The AR or MR industry widely believes that a waveguide-based optical design will be a key enabler for end consumer adoption. Those waveguides require an optical glass of most pristine quality and surfaces manufactured to unprecedented precision to deliver images with uncompromised quality. Schott is serving AR or MR innovators worldwide as the leading provider of waveguide materials. Within this segment, Schott’s customers use different technologies to manage the input and output functionality in such waveguides, among which surface gratings and volume holographic structures, all of them already using Schott RealView wafers defining the industry reference in quality and mass manufacturing maturity. Another waveguide technology, widely acknowledged in the market for its image quality, is the reflective waveguide approach pioneered by Lumus.

When making their choice, product designers have to make their technology selection between different trade-offs in image quality, power efficiency, FOV and manufacturing readiness.

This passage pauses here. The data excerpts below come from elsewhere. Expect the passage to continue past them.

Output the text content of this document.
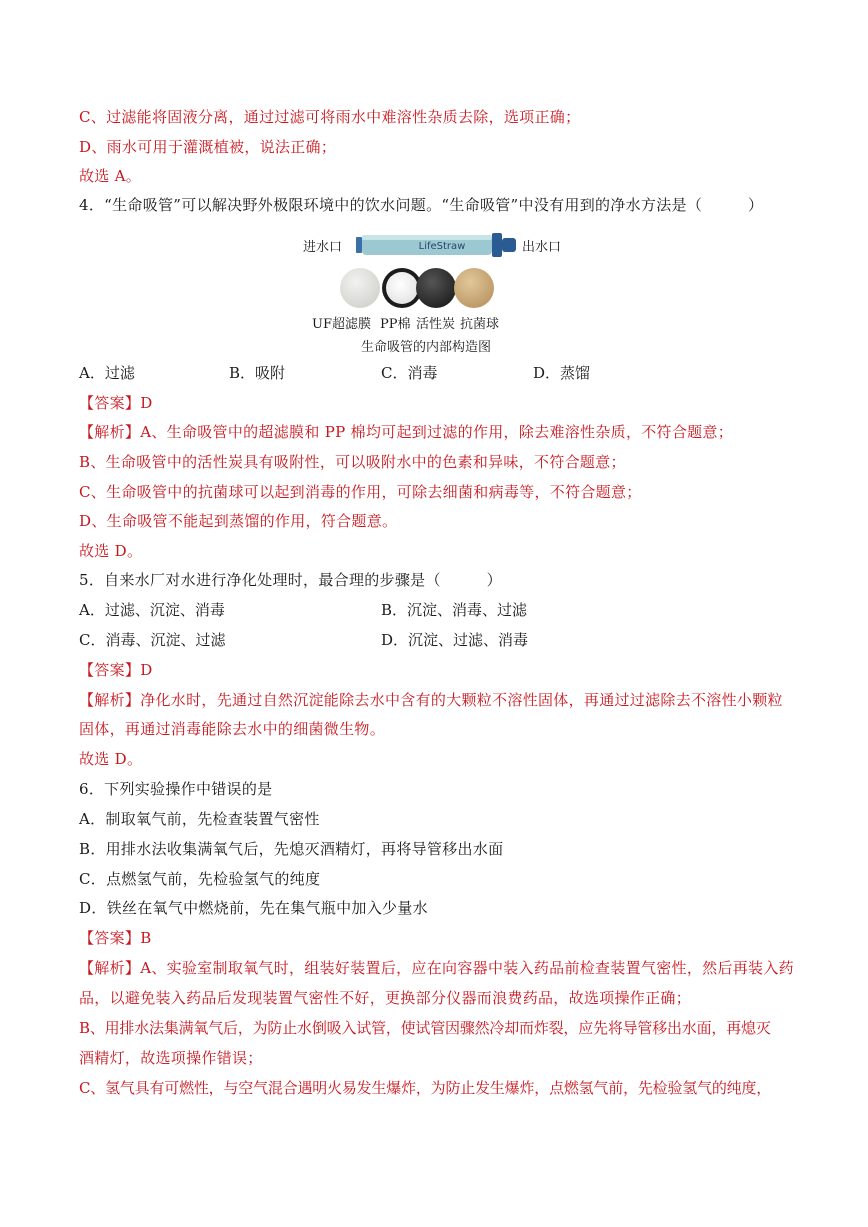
C、过滤能将固液分离，通过过滤可将雨水中难溶性杂质去除，选项正确；
D、雨水可用于灌溉植被，说法正确；
故选 A。
4．“生命吸管”可以解决野外极限环境中的饮水问题。“生命吸管”中没有用到的净水方法是（　　　）
进水口	LifeStraw	出水口
UF超滤膜 PP棉 活性炭 抗菌球
生命吸管的内部构造图
A．过滤	B．吸附	C．消毒	D．蒸馏
【答案】D
【解析】A、生命吸管中的超滤膜和 PP 棉均可起到过滤的作用，除去难溶性杂质，不符合题意；
B、生命吸管中的活性炭具有吸附性，可以吸附水中的色素和异味，不符合题意；
C、生命吸管中的抗菌球可以起到消毒的作用，可除去细菌和病毒等，不符合题意；
D、生命吸管不能起到蒸馏的作用，符合题意。
故选 D。
5．自来水厂对水进行净化处理时，最合理的步骤是（　　　）
A．过滤、沉淀、消毒	B．沉淀、消毒、过滤
C．消毒、沉淀、过滤	D．沉淀、过滤、消毒
【答案】D
【解析】净化水时，先通过自然沉淀能除去水中含有的大颗粒不溶性固体，再通过过滤除去不溶性小颗粒
固体，再通过消毒能除去水中的细菌微生物。
故选 D。
6．下列实验操作中错误的是
A．制取氧气前，先检查装置气密性
B．用排水法收集满氧气后，先熄灭酒精灯，再将导管移出水面
C．点燃氢气前，先检验氢气的纯度
D．铁丝在氧气中燃烧前，先在集气瓶中加入少量水
【答案】B
【解析】A、实验室制取氧气时，组装好装置后，应在向容器中装入药品前检查装置气密性，然后再装入药
品，以避免装入药品后发现装置气密性不好，更换部分仪器而浪费药品，故选项操作正确；
B、用排水法集满氧气后，为防止水倒吸入试管，使试管因骤然冷却而炸裂，应先将导管移出水面，再熄灭
酒精灯，故选项操作错误；
C、氢气具有可燃性，与空气混合遇明火易发生爆炸，为防止发生爆炸，点燃氢气前，先检验氢气的纯度，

 Lumus and Schott team up to reshape the future

Within this cooperation, Lumus is responsible for research and development on the optical design of the reflective waveguides, as well as their commercialization. Schott’s focus is the manufacturing of the LOEs, leveraging its international production network with high-end optical glass melting in Germany; its field-proven substrate processing lines in China, operated as a joint venture with Crystal-Optech, being already the hub for Schott RealView, and its component factory in Malaysia, where the LOE assembly line is located. Dedicated engineering hubs in Germany, Switzerland, and China support required process innovation and metrology development.

An optical glassmaking heritage

Schott, the inventor of specialty glass, is fully committed to enabling the future of Augmented and Mixed Reality with outstanding optical glass components. The company’s scientists and #glasslovers worldwide keep on fueling the AR innovation pipeline, based on a proven and scalable mass-production-ready ecosystem.